Bills target sex offenders, marijuana use, cellphone users
Adults who sexually assault children face the possibility of life in prison without parole for a first offense, and drivers caught using hand-held cellphones would face new penalties, under a wide range of bills approved by lawmakers Thursday.
In addition, penalties for marijuana use would be reduced. Each of these and dozens of other bills passed in the Senate and Assembly must pass the other house and win the governor’s support before they can become law.
The bid to increase penalties for sex offenders grew out of the February rape and murder of a San Diego-area teenager by a man who was paroled after serving five years in prison for molesting a 13-year girl. After his arrest on suspicion of killing 17-year-old Chelsea King, John Albert Gardner III led police to the remains of a second victim, 14-year-old Amber Dubois, who had vanished in February 2009.
Although Gardner wore a GPS tracking device as a condition of his parole, state corrections officials failed to notice multiple violations that would have allowed them to take him off the street, according to a report released Wednesday by California’s Office of the Inspector General.
The bill, AB 1844 by Nathan Fletcher (R-San Diego), would allow judges to sentence adults who rape children younger than 14 to life in prison without the possibility of parole if aggravating factors such as kidnapping or torture are associated with the attack. It would also become a crime for paroled sex offenders to visit so-called safe zones, such as schools and public parks.
Under existing law, sex offenders can’t live within 2,000 feet of schools or parks, “but you could sit there 24 hours a day,” Fletcher said
Gov. Arnold Schwarzenegger has promised to sign the bill, known as “Chelsea’s Law,” if it passes the Senate as expected.
Another measure passed Thursday would increase fines for drivers caught using a hand-held cellphone or texting device. Proponents cited concern that many motorists are ignoring the current law against such activity because the fine is only $20.
Fines for the first offense would climb to $50 under SB 1475 by Sen. Joe Simitian (D-Palo Alto) and $100 for subsequent offenses. Violators would also get a point added to their driving record, which could raise their insurance costs. In addition, the ban would be extended to bicyclists.
“The idea is we could save more lives and avoid more accidents if people took the law more seriously,” Simitian said.
A survey by the AAA estimated that about 60% of drivers are complying with the existing law.
Police officers would be exempt from the ban. That prompted Sen. Bob Huff (R-Diamond Bar), who opposes it, to argue that some people can safely talk on a cellphone and text while driving. And Sen. Gloria Romero (D- Los Angeles), who also opposes the measure, admitted to colleagues that she has picked up her cellphone to talk while driving, just as the governor’s wife has been spotted doing.
“The first lady is not alone,” Romero quipped.
Possessing an ounce or less of marijuana would go from being a misdemeanor to a simple infraction, eliminating the possibility that such minor cases could end up in court-clogging jury trials, according to Sen.
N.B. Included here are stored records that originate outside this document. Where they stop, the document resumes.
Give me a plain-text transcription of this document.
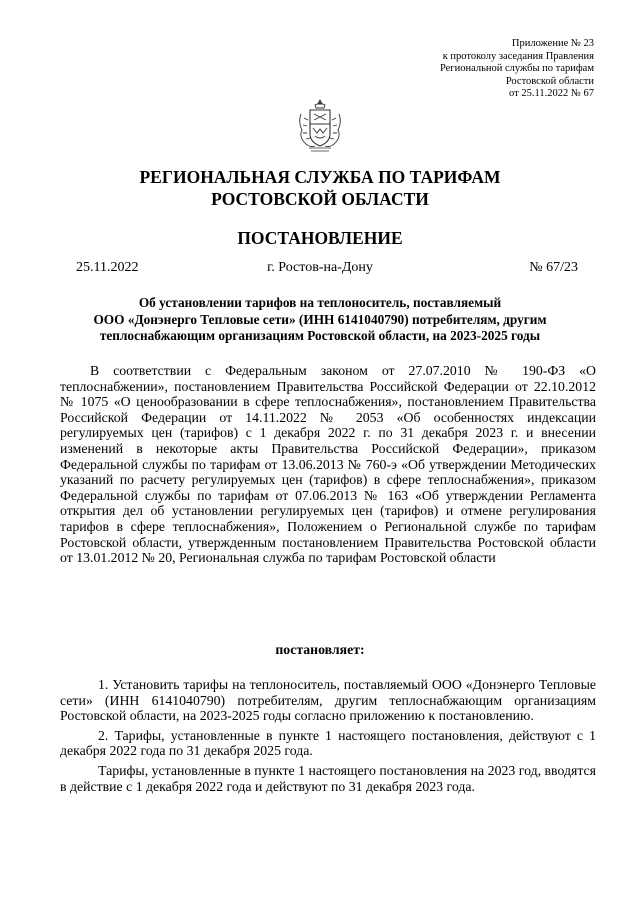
Приложение № 23
к протоколу заседания Правления
Региональной службы по тарифам
Ростовской области
от 25.11.2022 № 67
РЕГИОНАЛЬНАЯ СЛУЖБА ПО ТАРИФАМ
РОСТОВСКОЙ ОБЛАСТИ
ПОСТАНОВЛЕНИЕ
25.11.2022	г. Ростов-на-Дону	№ 67/23
Об установлении тарифов на теплоноситель, поставляемый
ООО «Донэнерго Тепловые сети» (ИНН 6141040790) потребителям, другим
теплоснабжающим организациям Ростовской области, на 2023-2025 годы

В соответствии с Федеральным законом от 27.07.2010 № 190-ФЗ «О теплоснабжении», постановлением Правительства Российской Федерации от 22.10.2012 № 1075 «О ценообразовании в сфере теплоснабжения», постановлением Правительства Российской Федерации от 14.11.2022 № 2053 «Об особенностях индексации регулируемых цен (тарифов) с 1 декабря 2022 г. по 31 декабря 2023 г. и внесении изменений в некоторые акты Правительства Российской Федерации», приказом Федеральной службы по тарифам от 13.06.2013 № 760-э «Об утверждении Методических указаний по расчету регулируемых цен (тарифов) в сфере теплоснабжения», приказом Федеральной службы по тарифам от 07.06.2013 № 163 «Об утверждении Регламента открытия дел об установлении регулируемых цен (тарифов) и отмене регулирования тарифов в сфере теплоснабжения», Положением о Региональной службе по тарифам Ростовской области, утвержденным постановлением Правительства Ростовской области от 13.01.2012 № 20, Региональная служба по тарифам Ростовской области

постановляет:

1. Установить тарифы на теплоноситель, поставляемый ООО «Донэнерго Тепловые сети» (ИНН 6141040790) потребителям, другим теплоснабжающим организациям Ростовской области, на 2023-2025 годы согласно приложению к постановлению.

2. Тарифы, установленные в пункте 1 настоящего постановления, действуют с 1 декабря 2022 года по 31 декабря 2025 года.

Тарифы, установленные в пункте 1 настоящего постановления на 2023 год, вводятся в действие с 1 декабря 2022 года и действуют по 31 декабря 2023 года.
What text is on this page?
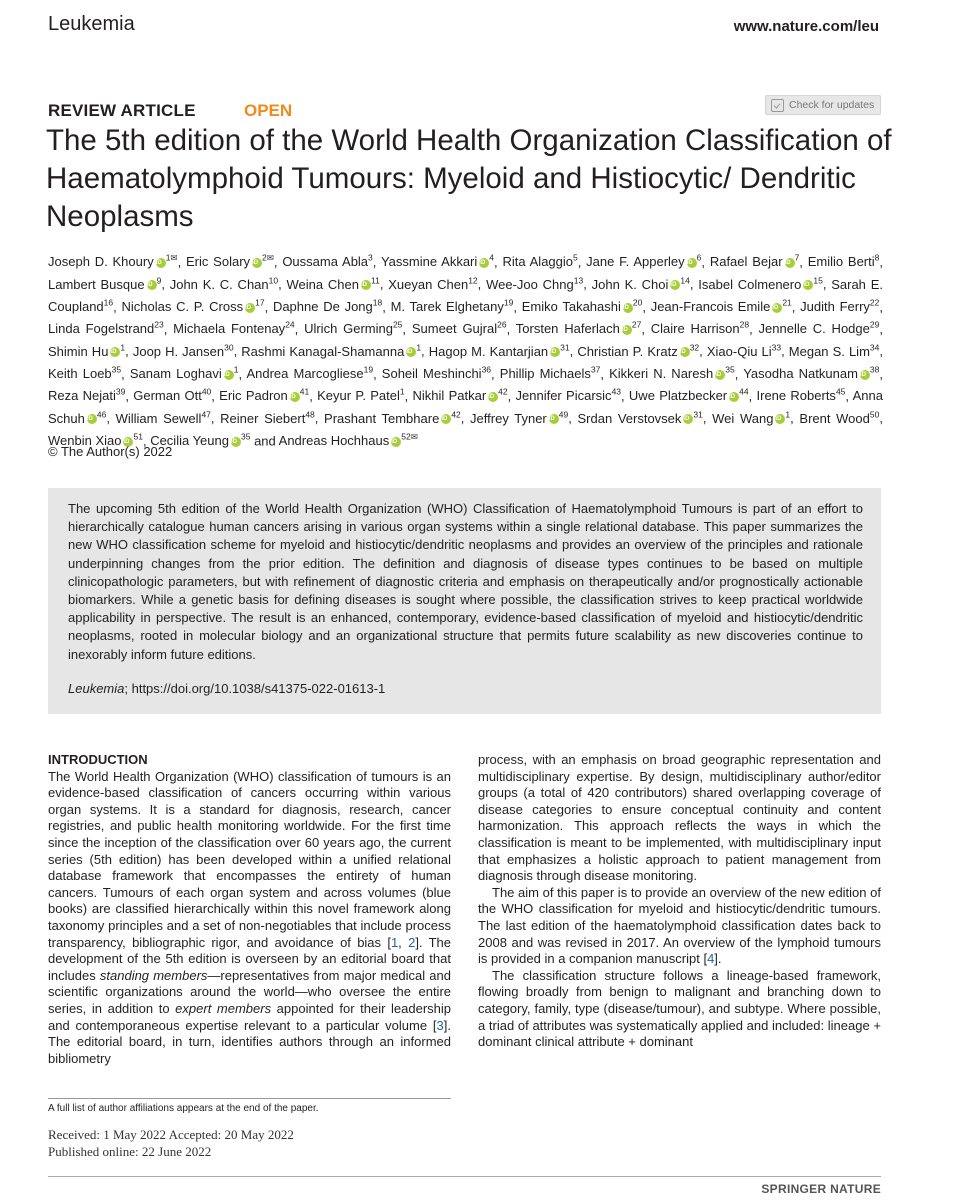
Leukemia	www.nature.com/leu
REVIEW ARTICLE	OPEN	Check for updates
The 5th edition of the World Health Organization Classification of Haematolymphoid Tumours: Myeloid and Histiocytic/ Dendritic Neoplasms
Joseph D. Khoury iD $^{1✉}$, Eric Solary iD $^{2✉}$, Oussama Abla$^3$, Yassmine Akkari iD $^4$, Rita Alaggio$^5$, Jane F. Apperley iD $^6$, Rafael Bejar iD $^7$, Emilio Berti$^8$, Lambert Busque iD $^9$, John K. C. Chan$^{10}$, Weina Chen iD $^{11}$, Xueyan Chen$^{12}$, Wee-Joo Chng$^{13}$, John K. Choi iD $^{14}$, Isabel Colmenero iD $^{15}$, Sarah E. Coupland$^{16}$, Nicholas C. P. Cross iD $^{17}$, Daphne De Jong$^{18}$, M. Tarek Elghetany$^{19}$, Emiko Takahashi iD $^{20}$, Jean-Francois Emile iD $^{21}$, Judith Ferry$^{22}$, Linda Fogelstrand$^{23}$, Michaela Fontenay$^{24}$, Ulrich Germing$^{25}$, Sumeet Gujral$^{26}$, Torsten Haferlach iD $^{27}$, Claire Harrison$^{28}$, Jennelle C. Hodge$^{29}$, Shimin Hu iD $^1$, Joop H. Jansen$^{30}$, Rashmi Kanagal-Shamanna iD $^1$, Hagop M. Kantarjian iD $^{31}$, Christian P. Kratz iD $^{32}$, Xiao-Qiu Li$^{33}$, Megan S. Lim$^{34}$, Keith Loeb$^{35}$, Sanam Loghavi iD $^1$, Andrea Marcogliese$^{19}$, Soheil Meshinchi$^{36}$, Phillip Michaels$^{37}$, Kikkeri N. Naresh iD $^{35}$, Yasodha Natkunam iD $^{38}$, Reza Nejati$^{39}$, German Ott$^{40}$, Eric Padron iD $^{41}$, Keyur P. Patel$^1$, Nikhil Patkar iD $^{42}$, Jennifer Picarsic$^{43}$, Uwe Platzbecker iD $^{44}$, Irene Roberts$^{45}$, Anna Schuh iD $^{46}$, William Sewell$^{47}$, Reiner Siebert$^{48}$, Prashant Tembhare iD $^{42}$, Jeffrey Tyner iD $^{49}$, Srdan Verstovsek iD $^{31}$, Wei Wang iD $^1$, Brent Wood$^{50}$, Wenbin Xiao iD $^{51}$, Cecilia Yeung iD $^{35}$ and Andreas Hochhaus iD $^{52✉}$
© The Author(s) 2022
The upcoming 5th edition of the World Health Organization (WHO) Classification of Haematolymphoid Tumours is part of an effort to hierarchically catalogue human cancers arising in various organ systems within a single relational database. This paper summarizes the new WHO classification scheme for myeloid and histiocytic/dendritic neoplasms and provides an overview of the principles and rationale underpinning changes from the prior edition. The definition and diagnosis of disease types continues to be based on multiple clinicopathologic parameters, but with refinement of diagnostic criteria and emphasis on therapeutically and/or prognostically actionable biomarkers. While a genetic basis for defining diseases is sought where possible, the classification strives to keep practical worldwide applicability in perspective. The result is an enhanced, contemporary, evidence-based classification of myeloid and histiocytic/dendritic neoplasms, rooted in molecular biology and an organizational structure that permits future scalability as new discoveries continue to inexorably inform future editions.
Leukemia; https://doi.org/10.1038/s41375-022-01613-1
INTRODUCTION

The World Health Organization (WHO) classification of tumours is an evidence-based classification of cancers occurring within various organ systems. It is a standard for diagnosis, research, cancer registries, and public health monitoring worldwide. For the first time since the inception of the classification over 60 years ago, the current series (5th edition) has been developed within a unified relational database framework that encompasses the entirety of human cancers. Tumours of each organ system and across volumes (blue books) are classified hierarchically within this novel framework along taxonomy principles and a set of non-negotiables that include process transparency, bibliographic rigor, and avoidance of bias [1, 2]. The development of the 5th edition is overseen by an editorial board that includes standing members—representatives from major medical and scientific organizations around the world—who oversee the entire series, in addition to expert members appointed for their leadership and contemporaneous expertise relevant to a particular volume [3]. The editorial board, in turn, identifies authors through an informed bibliometry

process, with an emphasis on broad geographic representation and multidisciplinary expertise. By design, multidisciplinary author/editor groups (a total of 420 contributors) shared overlapping coverage of disease categories to ensure conceptual continuity and content harmonization. This approach reflects the ways in which the classification is meant to be implemented, with multidisciplinary input that emphasizes a holistic approach to patient management from diagnosis through disease monitoring.

The aim of this paper is to provide an overview of the new edition of the WHO classification for myeloid and histiocytic/dendritic tumours. The last edition of the haematolymphoid classification dates back to 2008 and was revised in 2017. An overview of the lymphoid tumours is provided in a companion manuscript [4].

The classification structure follows a lineage-based framework, flowing broadly from benign to malignant and branching down to category, family, type (disease/tumour), and subtype. Where possible, a triad of attributes was systematically applied and included: lineage + dominant clinical attribute + dominant

A full list of author affiliations appears at the end of the paper.
Received: 1 May 2022 Accepted: 20 May 2022
Published online: 22 June 2022
SPRINGER NATURE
Mark Leno (D- San Francisco), author of SB1449. The penalty would remain the same: a fine of up to $100 but no jail time.
“This is a waste of time and money at a time when we can’t afford any more waste, fraud and abuse,” Leno said.
Other bills advanced Thursday would:
•Allow illegal immigrants to receive state-administered financial aid to attend state universities. Sen. Gil Cedillo (D-Los Angeles) said his so-called California Dream Act, SB 1460, would help young people who in many cases were brought to this country by undocumented parents. Sen. Bob Dutton (R-Rancho Cucamonga) voted against the bill, saying, “We don’t even have enough money to provide financial aid for students that are here legally, let alone ones that are here illegally.”
•Lift a 69-year-old exemption in state law that precludes paying overtime wages to agricultural workers after eight hours in a day. Current law allows extra pay only after a farmworker toils for more than 10 hours. SB 1121 is by Sen. Dean Florez (D-Shafter).
•Allow Los Angeles International Airport to use an existing fee on car rentals to help pay for a $700-million centralized rental terminal at the airport. The measure is SB 1192 by Sen. Jenny Oropeza (D- Long Beach).